Fußballtechnisch steht die neue Saison vor der Tür. Mache im Moment Doppelschichten. Neben unserem „Senioren-Training“ (klingt ja schrecklich) mittwochs trainiere ich montags zusätzlich noch bei den „Alten Herren“ mit. Die sind jünger, auch wenn es nicht so klingt. Die letzten beiden Male waren zwei Neue da, die sich vorgestellt und dabei auch ihr Alter genannt haben: 29! Zum ersten Mal habe ich beim Training zu einem Mitspieler gesagt: Ich könnte dein Vater sein. Habe mich aber wacker geschlagen, der Körper ächzt, aber er dankt es mir. Die letzten Wochen waren doch sehr viel Arbeit und Unterwegs-Sein, da bleibt der Sport auf der Strecke. Auf der Bahnstrecke, um genau zu sein.

Und so langsam steigt natürlich die Vorfreude auf das Buch. Es gibt jetzt einen Titel: Eben noch Eden, war eine Idee vom Kollegen Michael Weins, finde ich super. Demnächst kommt ein erster Cover Entwurf.

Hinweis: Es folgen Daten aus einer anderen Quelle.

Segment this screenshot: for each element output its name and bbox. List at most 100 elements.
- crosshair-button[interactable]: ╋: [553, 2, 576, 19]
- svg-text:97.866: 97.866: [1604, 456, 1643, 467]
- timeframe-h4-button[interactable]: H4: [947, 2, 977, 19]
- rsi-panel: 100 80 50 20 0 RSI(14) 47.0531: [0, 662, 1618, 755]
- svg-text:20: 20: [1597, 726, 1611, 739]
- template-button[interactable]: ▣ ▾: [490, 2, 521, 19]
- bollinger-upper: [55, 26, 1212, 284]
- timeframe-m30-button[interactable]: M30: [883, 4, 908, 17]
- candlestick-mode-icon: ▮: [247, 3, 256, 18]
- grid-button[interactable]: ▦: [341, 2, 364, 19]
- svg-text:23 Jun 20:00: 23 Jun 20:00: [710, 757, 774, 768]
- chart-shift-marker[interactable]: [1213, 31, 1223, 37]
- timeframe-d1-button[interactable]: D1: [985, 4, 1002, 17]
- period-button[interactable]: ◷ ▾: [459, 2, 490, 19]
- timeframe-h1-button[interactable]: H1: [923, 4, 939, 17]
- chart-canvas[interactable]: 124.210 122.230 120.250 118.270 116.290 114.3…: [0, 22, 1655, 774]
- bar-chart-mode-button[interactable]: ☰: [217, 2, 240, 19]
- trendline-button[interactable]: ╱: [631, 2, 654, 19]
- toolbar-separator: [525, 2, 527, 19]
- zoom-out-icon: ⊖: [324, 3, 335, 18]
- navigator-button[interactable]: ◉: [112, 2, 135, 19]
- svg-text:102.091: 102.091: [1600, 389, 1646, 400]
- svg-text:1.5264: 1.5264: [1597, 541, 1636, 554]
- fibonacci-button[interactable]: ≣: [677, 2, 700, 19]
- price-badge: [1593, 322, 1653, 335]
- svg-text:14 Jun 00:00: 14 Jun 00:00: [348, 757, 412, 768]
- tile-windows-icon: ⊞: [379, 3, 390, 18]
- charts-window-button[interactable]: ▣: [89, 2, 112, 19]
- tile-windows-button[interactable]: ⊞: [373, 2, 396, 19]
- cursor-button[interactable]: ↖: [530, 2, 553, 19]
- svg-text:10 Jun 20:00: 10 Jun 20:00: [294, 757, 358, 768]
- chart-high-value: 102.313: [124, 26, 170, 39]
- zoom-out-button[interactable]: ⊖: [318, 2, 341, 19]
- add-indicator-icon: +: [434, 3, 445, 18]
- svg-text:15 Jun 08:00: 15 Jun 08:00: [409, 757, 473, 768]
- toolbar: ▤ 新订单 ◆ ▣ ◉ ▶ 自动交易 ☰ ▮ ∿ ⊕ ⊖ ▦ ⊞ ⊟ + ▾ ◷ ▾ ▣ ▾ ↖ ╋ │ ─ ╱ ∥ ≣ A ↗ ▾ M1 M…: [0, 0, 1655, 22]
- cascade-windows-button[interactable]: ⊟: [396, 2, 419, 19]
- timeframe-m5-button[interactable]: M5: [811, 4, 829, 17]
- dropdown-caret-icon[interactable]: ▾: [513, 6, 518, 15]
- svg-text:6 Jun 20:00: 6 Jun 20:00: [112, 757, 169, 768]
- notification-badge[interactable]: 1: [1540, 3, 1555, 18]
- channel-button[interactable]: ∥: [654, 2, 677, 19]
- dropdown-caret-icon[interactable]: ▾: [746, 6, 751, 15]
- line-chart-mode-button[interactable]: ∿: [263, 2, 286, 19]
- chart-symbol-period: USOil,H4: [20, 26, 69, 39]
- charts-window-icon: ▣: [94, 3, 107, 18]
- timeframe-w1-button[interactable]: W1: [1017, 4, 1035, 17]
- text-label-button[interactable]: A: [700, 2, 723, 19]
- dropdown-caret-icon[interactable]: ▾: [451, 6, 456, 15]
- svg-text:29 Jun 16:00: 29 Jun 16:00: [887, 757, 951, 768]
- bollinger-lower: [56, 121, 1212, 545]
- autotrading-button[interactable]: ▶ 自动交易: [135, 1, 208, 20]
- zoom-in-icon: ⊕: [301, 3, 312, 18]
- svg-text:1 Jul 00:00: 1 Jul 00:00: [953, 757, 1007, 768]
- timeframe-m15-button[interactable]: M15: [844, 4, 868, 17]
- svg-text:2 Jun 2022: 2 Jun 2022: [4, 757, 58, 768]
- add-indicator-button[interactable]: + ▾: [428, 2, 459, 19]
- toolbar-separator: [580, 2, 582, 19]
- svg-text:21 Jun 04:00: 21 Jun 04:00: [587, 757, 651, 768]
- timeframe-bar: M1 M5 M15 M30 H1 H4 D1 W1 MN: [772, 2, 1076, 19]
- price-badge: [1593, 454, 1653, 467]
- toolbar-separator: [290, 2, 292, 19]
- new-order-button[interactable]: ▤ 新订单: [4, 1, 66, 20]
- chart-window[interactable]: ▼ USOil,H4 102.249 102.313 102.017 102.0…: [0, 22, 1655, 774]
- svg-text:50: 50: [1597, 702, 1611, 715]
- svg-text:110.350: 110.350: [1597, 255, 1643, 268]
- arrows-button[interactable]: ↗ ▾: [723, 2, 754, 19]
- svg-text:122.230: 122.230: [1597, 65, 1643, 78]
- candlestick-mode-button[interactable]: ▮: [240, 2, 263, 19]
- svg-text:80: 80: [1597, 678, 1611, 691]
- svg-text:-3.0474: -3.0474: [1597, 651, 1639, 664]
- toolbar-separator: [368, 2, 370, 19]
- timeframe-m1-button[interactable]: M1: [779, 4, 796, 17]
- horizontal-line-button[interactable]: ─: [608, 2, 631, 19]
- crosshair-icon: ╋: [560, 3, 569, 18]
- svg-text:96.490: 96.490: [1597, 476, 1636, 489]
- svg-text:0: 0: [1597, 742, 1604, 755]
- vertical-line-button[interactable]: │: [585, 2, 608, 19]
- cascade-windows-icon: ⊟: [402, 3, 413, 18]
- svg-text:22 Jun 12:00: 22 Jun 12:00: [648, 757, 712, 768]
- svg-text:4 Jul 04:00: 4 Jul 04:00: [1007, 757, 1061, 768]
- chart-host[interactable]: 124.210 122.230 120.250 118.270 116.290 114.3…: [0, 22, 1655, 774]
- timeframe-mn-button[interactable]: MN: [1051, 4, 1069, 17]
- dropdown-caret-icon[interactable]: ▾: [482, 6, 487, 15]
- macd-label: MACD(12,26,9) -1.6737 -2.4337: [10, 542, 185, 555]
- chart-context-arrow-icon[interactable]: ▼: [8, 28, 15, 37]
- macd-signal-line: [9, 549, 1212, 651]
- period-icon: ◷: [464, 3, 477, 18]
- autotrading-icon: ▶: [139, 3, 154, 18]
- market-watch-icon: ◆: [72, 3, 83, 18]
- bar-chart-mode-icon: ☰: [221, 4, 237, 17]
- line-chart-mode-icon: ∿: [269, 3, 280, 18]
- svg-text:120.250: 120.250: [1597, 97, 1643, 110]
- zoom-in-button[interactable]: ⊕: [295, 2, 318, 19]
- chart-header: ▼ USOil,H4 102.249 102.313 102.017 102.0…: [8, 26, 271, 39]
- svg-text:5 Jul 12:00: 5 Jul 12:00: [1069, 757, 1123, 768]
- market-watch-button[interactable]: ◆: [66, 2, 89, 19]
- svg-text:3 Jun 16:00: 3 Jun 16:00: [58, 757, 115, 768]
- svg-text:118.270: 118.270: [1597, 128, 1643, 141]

Die Literatur funktioniert als Ausgleich zum Job gerade wieder ganz gut. Am Wochenende waren wir mit Minimal Trash Art auf einem Indie-Verlagstreffen am Wannsee. Unsere Autorin Sigrid Behrens hat dort gelesen, Jan-Uwe und ich haben uns um den Stand gekümmert. Meine Lust war tatsächlich anfangs gar nicht so groß, weil ich merke, dass ich durch die vielen Aktivitäten und Reisen der letzten Wochen auch etwas müde bin. Aber dann war es natürlich toll, dort zu sein, mit einem meiner besten, alten Freunde, ja, der zugleich mein Verleger ist. Habe Anke Stelling getroffen, die sich sogar an unsere Podcast-Session erinnern konnte, Frank Schliedermann, der ein schönes Exposé zu meinem neuen Buch geschrieben hat, und eine geheimnisvolle, ältere Dame, die uns auf unseren schönen Gedichtband von Dagrun Hintze ansprach.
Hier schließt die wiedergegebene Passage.